Dividend distribution indirectly based on work deemed as tax avoidance based on Supreme Administrative Court ruling
The Finnish Supreme Administrative Court issued a new yearbook ruling (KHO 2018:40), forming part of the vast case law on the interpretation of the Finnish general anti-avoidance rule found in section 28 of the Act on Taxation Procedures.
In the case at hand, the healthcare and social service company B Ky was formed as a Finnish limited partnership. The general partners of B Ky were private holding companies of the doctors who actually produced the services sold by B Ky to the end customers.

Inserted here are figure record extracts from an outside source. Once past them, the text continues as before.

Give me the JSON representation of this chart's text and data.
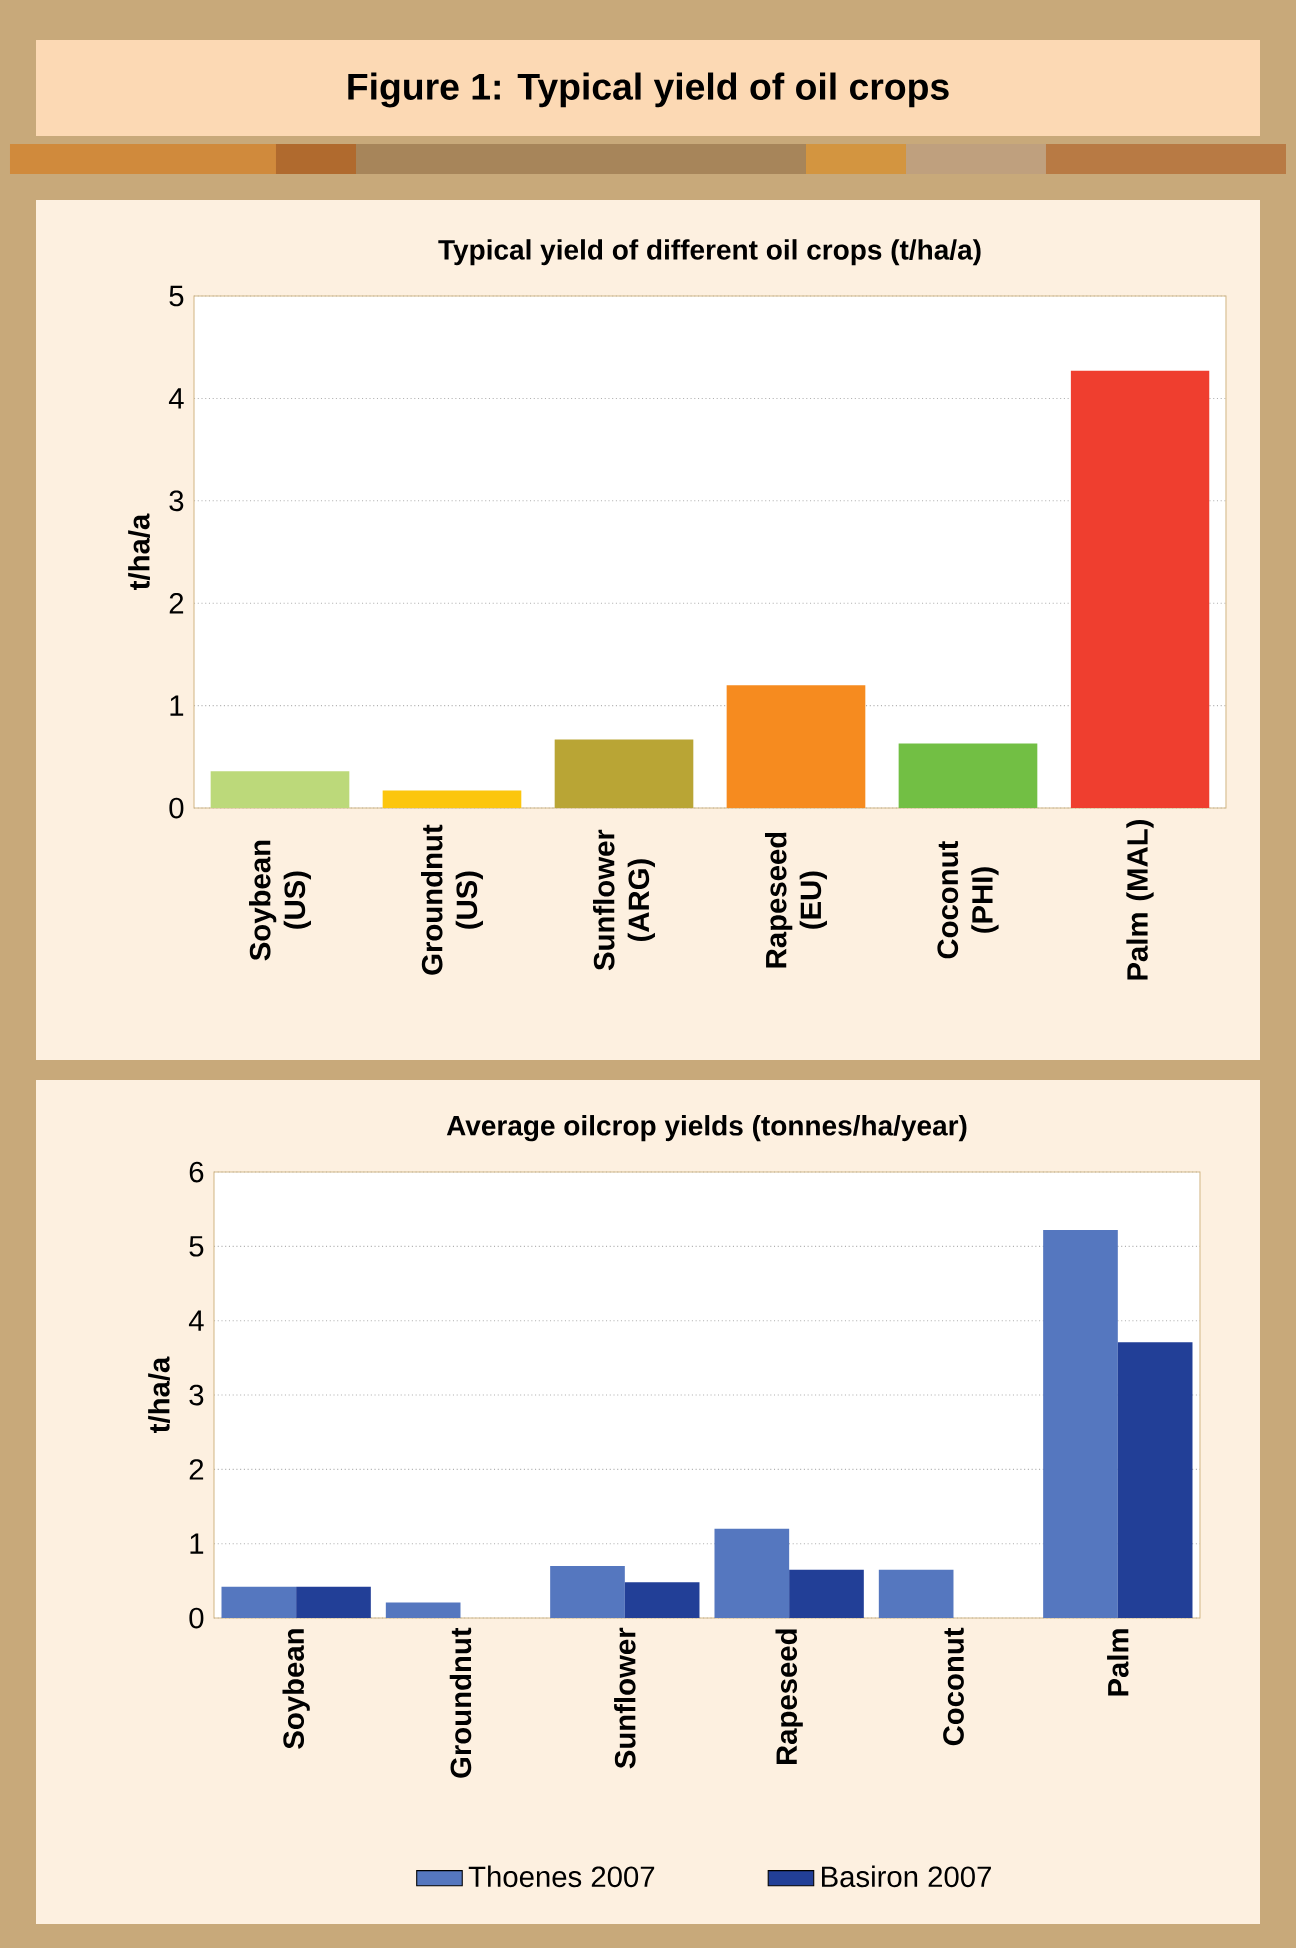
{
  "chart_data": [
    {
      "type": "bar",
      "title": "Figure 1: Typical yield of oil crops",
      "subtitle": "Typical yield of different oil crops (t/ha/a)",
      "ylabel": "t/ha/a",
      "categories": [
        "Soybean (US)",
        "Groundnut (US)",
        "Sunflower (ARG)",
        "Rapeseed (EU)",
        "Coconut (PHI)",
        "Palm (MAL)"
      ],
      "values": [
        0.36,
        0.17,
        0.67,
        1.2,
        0.63,
        4.27
      ],
      "colors": [
        "#bcd97a",
        "#fcc60e",
        "#b9a535",
        "#f68b1f",
        "#72bf44",
        "#ef3e2f"
      ],
      "ylim": [
        0,
        5
      ],
      "yticks": [
        0,
        1,
        2,
        3,
        4,
        5
      ],
      "grid": "y"
    },
    {
      "type": "bar",
      "title": "Average oilcrop yields (tonnes/ha/year)",
      "ylabel": "t/ha/a",
      "categories": [
        "Soybean",
        "Groundnut",
        "Sunflower",
        "Rapeseed",
        "Coconut",
        "Palm"
      ],
      "series": [
        {
          "name": "Thoenes 2007",
          "color": "#5577bf",
          "values": [
            0.42,
            0.21,
            0.7,
            1.2,
            0.65,
            5.22
          ]
        },
        {
          "name": "Basiron 2007",
          "color": "#223f97",
          "values": [
            0.42,
            null,
            0.48,
            0.65,
            null,
            3.71
          ]
        }
      ],
      "ylim": [
        0,
        6
      ],
      "yticks": [
        0,
        1,
        2,
        3,
        4,
        5,
        6
      ],
      "grid": "y",
      "legend": "bottom"
    }
  ]
}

The taxable allocation and distribution of the profit of B Ky between the doctors' private holding companies was based on the net profit generated by the individual doctor in question.
From the doctors' perspective, the achieved tax treatment was more beneficial than if the company had been a limited liability company, because the special rule on dividends distributed based on work was not directly applicable. No dividend was paid based on work performed, only the share of income from the limited partnership was allocated based on the work performed by the doctor (and the income could further be distributed from the holding company to the doctor purely based on his or her ownership).
The Supreme Administrative Court nevertheless ruled that since the business reasons for using this particular legal form (a limited partnership and the individual holding companies) were rather thin and artificial, the legal form could be set aside and the tax consequences could instead be based on the true circumstances, i.e. the doctor receiving work-based dividends.
The ruling is yet another example of the increasingly broad application of the anti-avoidance rule in Finnish taxation. Ownership structures and remuneration schemes should be planned with due care and taking into account the possibility of Tax Administration challenging any exceptionally beneficial schemes.